Qui aime bien, châtie bien. Ce proverbe aurait très bien pu résumer
Diabologum et son monde noir, pollué à la poussière de carbone : l'envie de flirter avec l'interdit, cette attirance aussi que l'on peut avoir pour les choses répulsives et horrifiantes.
Diabologum n'a d'amusant que ce mot ambigu au goût de gomme à mâcher magique, qui en un souffle se transforme en une jolie bulle rose. Pourtant composé d'humains,
Diabologum n'a pas son pareil pour entrevoir et nous conter mille et une choses effrayantes…Un quotidien épais, angoissant, qui nous prend comme entre une paire de tenailles rouillées.
Leur troisième effort
#3 - Ce n'est pas perdu pour tout le monde est sûrement l'album le plus noir qu'ai connu l'histoire du Rock Français. Le décor grisâtre ne manque pourtant pas de relief, jouant sur les nuances pour donner corps à des tentatives de chroniques de notre temps. Une recette simple: une musique crasseuse, épaisse comme boulette de pétrole amarrée à une plage bretonne, laminée par un fort vent expérimental. Par des guitares répétitives, tantôt semblables à des coups de butoir mortel, tantôt à un marasme mécanique noisy conduisant tout droit à la folie. Et par-dessus cette calamité, des voix pures plaquées, calquées, monocordes et autoritaires. Derrière chaque mot se cache une punition,
Diabologum ne chante pas,
Diabologum cogne.
Utilisant ce chant parlé pour se faire entendre et prendre un malin plaisir très masochiste à détruire les canons du rock pour qu'on le déteste un peu plus. Oui, c'est sous une forme prétentieuse et assurée que s'enchaînent les morceaux de
#3. Le groupe veut qu’on l’écoute et, de fait, se débarrasse des effets charmeurs d'un chant mélodique. Pour agiter tout en finesse, dans une ossature très efficace, des textes édifiants, glaciaux d'une incroyable poésie moderne… Un
Diabologum anagogique qui sur "De la neige en été" nous raconte l'histoire des masses grégaires que plus rien n'étonne, que plus rien ne fait réagir ("Il est trop tard / et personne n'a rien dit") et dont la seule issue est la destruction. "Il faut" pamphlet nihiliste d'envergure, colporte que l'Art ne peut vivre que dans sa constante mise à mort ("on dit que l'art est mort, mais il ne l'est pas encore, il faut le tuer"), l'Art ne peut se satisfaire de continuité morne et sans profondeur, l'Art n'est présent que dans la prise de risque et le bouleversement.

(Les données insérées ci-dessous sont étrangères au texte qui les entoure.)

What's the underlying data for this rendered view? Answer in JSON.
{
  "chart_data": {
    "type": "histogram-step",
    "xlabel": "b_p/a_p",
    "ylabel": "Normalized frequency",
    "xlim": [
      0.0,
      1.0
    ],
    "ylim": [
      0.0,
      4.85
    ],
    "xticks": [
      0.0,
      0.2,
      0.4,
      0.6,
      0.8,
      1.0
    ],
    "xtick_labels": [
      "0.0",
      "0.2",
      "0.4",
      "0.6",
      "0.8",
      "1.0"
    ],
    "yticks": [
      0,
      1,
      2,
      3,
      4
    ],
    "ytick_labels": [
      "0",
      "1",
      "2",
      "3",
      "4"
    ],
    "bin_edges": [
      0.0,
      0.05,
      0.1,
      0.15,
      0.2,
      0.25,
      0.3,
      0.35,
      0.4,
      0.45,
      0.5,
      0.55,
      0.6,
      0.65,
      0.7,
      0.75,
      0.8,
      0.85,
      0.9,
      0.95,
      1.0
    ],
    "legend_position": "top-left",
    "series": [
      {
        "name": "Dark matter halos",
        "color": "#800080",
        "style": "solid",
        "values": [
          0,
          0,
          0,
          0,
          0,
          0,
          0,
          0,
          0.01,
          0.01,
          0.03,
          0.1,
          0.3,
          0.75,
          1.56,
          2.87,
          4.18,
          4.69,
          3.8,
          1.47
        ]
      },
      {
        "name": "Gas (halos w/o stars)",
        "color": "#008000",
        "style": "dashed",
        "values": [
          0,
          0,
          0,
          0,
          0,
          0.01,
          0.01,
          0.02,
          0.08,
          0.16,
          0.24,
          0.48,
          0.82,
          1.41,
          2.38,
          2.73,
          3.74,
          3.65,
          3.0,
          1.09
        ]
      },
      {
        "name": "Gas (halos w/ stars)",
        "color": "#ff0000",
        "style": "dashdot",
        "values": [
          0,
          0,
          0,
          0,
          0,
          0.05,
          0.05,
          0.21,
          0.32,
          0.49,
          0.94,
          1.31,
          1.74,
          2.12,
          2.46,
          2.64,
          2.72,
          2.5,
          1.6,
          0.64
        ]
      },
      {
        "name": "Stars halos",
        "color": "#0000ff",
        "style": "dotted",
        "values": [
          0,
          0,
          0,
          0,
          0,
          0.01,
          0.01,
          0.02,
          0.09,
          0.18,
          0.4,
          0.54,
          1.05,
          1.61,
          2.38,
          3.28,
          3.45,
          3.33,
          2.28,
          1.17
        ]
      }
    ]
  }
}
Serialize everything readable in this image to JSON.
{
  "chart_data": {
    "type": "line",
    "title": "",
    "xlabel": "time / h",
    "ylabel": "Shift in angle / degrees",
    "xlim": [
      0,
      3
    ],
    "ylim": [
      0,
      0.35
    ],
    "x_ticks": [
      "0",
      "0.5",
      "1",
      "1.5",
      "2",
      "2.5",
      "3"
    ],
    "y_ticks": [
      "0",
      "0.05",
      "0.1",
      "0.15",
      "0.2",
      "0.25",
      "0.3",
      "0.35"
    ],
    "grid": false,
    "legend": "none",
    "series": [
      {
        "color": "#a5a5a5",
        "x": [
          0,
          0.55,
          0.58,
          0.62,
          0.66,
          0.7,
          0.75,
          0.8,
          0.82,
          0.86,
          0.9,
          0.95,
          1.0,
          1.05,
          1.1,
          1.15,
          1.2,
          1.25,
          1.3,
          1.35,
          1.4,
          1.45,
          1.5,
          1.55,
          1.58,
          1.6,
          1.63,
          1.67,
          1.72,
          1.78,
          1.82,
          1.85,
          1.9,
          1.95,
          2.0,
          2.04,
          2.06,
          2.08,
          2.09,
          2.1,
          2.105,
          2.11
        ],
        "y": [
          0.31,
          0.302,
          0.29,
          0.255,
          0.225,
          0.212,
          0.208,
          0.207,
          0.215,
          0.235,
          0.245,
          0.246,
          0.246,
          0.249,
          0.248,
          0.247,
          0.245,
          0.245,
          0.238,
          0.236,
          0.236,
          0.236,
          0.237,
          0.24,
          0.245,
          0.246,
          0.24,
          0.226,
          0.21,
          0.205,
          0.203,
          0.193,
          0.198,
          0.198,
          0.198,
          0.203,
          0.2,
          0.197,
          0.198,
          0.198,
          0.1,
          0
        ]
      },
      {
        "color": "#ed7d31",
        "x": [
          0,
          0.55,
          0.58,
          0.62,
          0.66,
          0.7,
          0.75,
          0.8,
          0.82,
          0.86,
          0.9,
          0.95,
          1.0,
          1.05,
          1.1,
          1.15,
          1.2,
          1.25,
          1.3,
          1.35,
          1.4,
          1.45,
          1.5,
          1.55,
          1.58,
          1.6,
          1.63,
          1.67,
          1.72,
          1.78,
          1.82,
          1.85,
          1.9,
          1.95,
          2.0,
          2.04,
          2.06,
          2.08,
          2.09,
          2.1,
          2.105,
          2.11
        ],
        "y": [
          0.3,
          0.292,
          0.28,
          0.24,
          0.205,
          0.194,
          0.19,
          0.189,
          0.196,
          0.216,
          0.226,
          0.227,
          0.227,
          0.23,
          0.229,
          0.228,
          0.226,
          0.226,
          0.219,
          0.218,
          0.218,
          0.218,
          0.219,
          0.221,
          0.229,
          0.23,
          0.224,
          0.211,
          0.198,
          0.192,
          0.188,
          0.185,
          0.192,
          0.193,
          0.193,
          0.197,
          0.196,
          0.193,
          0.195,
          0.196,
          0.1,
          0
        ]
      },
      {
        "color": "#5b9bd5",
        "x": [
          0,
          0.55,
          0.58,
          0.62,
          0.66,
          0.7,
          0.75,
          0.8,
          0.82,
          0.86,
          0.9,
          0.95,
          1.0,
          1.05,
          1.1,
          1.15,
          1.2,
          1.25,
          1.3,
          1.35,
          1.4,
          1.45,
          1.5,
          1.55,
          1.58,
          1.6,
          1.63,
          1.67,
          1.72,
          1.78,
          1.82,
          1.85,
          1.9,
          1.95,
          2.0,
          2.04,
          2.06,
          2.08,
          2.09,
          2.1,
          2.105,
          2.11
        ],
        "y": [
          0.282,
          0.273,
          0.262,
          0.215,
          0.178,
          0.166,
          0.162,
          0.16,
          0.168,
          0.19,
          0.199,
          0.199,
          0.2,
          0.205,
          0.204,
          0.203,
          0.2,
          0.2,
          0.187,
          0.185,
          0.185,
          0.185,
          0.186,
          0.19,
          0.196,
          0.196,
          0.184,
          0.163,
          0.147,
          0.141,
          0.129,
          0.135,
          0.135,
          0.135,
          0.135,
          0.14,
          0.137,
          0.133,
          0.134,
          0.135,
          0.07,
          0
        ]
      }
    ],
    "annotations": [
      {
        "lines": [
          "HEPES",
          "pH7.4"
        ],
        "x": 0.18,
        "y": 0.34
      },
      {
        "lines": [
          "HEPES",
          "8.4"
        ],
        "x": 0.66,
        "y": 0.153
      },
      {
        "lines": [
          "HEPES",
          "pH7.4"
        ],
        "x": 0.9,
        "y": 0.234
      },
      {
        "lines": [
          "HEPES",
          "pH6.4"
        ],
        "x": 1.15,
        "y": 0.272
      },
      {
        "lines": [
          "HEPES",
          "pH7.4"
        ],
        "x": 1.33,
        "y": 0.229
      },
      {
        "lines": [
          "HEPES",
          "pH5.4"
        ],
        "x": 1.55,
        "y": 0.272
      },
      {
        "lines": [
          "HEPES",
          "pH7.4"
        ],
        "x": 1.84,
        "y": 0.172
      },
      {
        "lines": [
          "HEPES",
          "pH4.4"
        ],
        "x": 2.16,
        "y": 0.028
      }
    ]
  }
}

Diabologum aime aussi se faire passer pour un donneur de leçon, là encore pour qu'on le déteste encore plus. En déduire que
Diabologum est un groupe engagé serait à la fois inadéquat et imparfait,
Diabologum expose des faits gravés essentiellement dans un temps de crise et forcément le paysage semble muré. "365 jours ouvrables" se déploie comme le journal intime d'une jeunesse désabusée qui entre avec brutalité dans l'âge de raison, là où les illusions passées nous reviennent en pleine face pour nous confirmer qu’elles ne verront jamais le jour ("A part gâcher sa vie / Il n'y aura rien à gagner ici"). Une chanson à la Saez en beaucoup plus fin, plus abouti…
On conçoit allégrement que sur cet opus,
Diabologum gratte au fond de la gorge… de là à l'ériger en agitateur social aux effets alambiqués, il n'y a qu'un pas qu'il ne faut surtout pas franchir. En effet,
Diabologum est avant tout un groupe passionné de musique, perfectionniste et surtout très doué ! Il ne faut pas non plus négliger cette constante part de recherche dans leur façon de faire. De façon ludique, ils aiment utiliser, ça et là, des samples afin de créer des émotions réfléchies, voire instinctives. Nul ne peut que s'en convaincre après l'écoute du morceau "La maman et la putain" qui reprend un monologue culte du film de Jean Eustache, du même nom. Ce morceau à lui seul pourrait justifier l'achat de cet album sombre, dérangeant, mais véritablement unique dans le paysage musical français, comme mondial.
Suite dans la discographie du groupe de "
Le Goût Du Jour", album Pop/Rock banal mais tout aussi réussi, ce disque sera aussi le dernier du groupe. Les deux têtes pensantes du monstre, Michel Cloup et Arnaud Michniak, se sépareront pour poursuivre l'aventure chacun dans leur projet, entreprendre dans des voies toutes personnelles. L'un dans Experience, aux guitares Noisy mais un brin plus optimiste et l'autre dans Programme, au phrasé Hip Hop froid, désabusé, parsemé lui aussi d'agrément Noisy. Il apparaît illusoire de préciser que
Diabologum, même mort, continue de faire de plus en plus d'émules.